Obama to take aim at credit card abuses
WASHINGTON - President Barack Obama plans to crack down on deceptive credit-card industry practices that have saddled U.S. consumers with huge debts and soaring interest rates, U.S. officials said on Sunday.
Top White House economic adviser Lawrence Summers said Obama would be very focused in the very near term on a whole set of issues having to do with credit card abuses.
We need to do things to stop the marketing of credit in ways that addict people to it, Summers said in an interview on the NBC television talk show Meet the Press.
Summers, director of the White House National Economic Council, said the administration is concerned about practices that result in consumers being deceived into paying extraordinarily high rates that they wouldn't have paid if they knew they were getting themselves into.

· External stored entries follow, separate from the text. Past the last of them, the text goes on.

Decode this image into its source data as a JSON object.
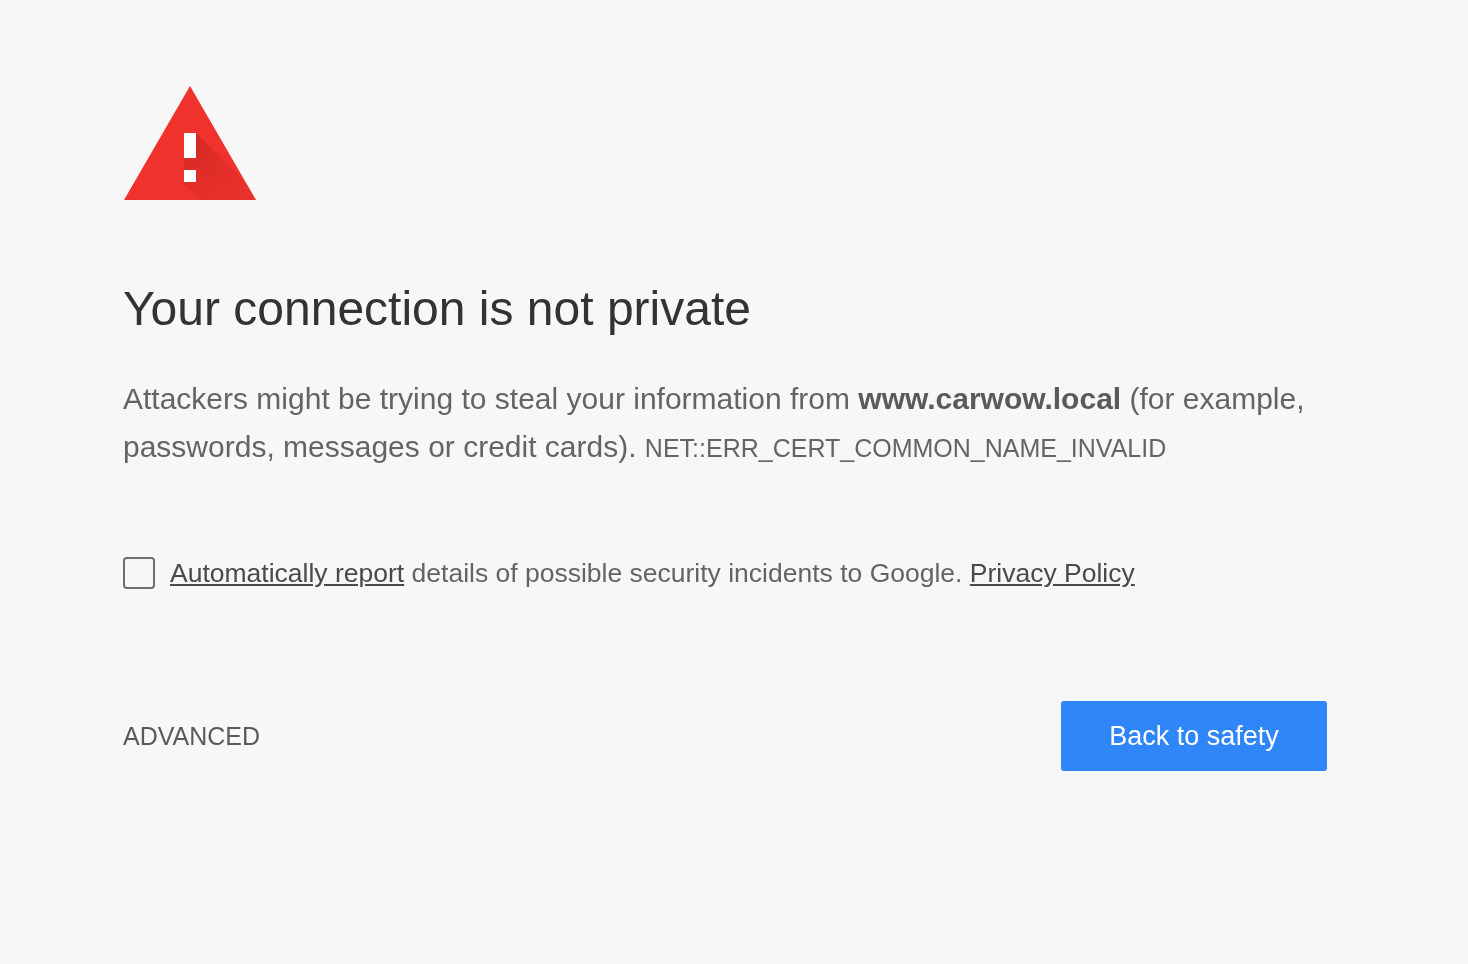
{
  "heading": "Your connection is not private",
  "message": "Attackers might be trying to steal your information from **www.carwow.local** (for example, passwords, messages or credit cards).",
  "error_code": "NET::ERR_CERT_COMMON_NAME_INVALID",
  "report_option": {
    "checked": false,
    "link": "Automatically report",
    "text": "details of possible security incidents to Google.",
    "policy_link": "Privacy Policy"
  },
  "advanced_button": "ADVANCED",
  "primary_button": "Back to safety"
}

Summers and other officials are scheduled to meet on Thursday at the White House with top executives of credit card companies.
The meeting comes as lawmakers in the Democratic-led Congress have vented anger that banks with big credit card operations charging high interest rates and fees are the same institutions getting government bailouts from U.S. taxpayers who use these credit cards.
The House of Representatives and Senate are considering a credit card bill of rights that would limit the ability of credit card companies to raise interest rates on existing balances and require greater disclosure of terms.
Federal Reserve Chairman Ben Bernanke has spoken out against complexity in consumer lending practices that is designed to confuse customers and drive up lending fees.
The Fed tightened rules on credit-card practices in December, but the proposed legislation would take that further.
White House spokeswoman Jen Psaki said credit-card abuses were a priority for Obama, who highlighted the subject during his campaign last year. We look forward to working with Congress on these issues, Psaki said.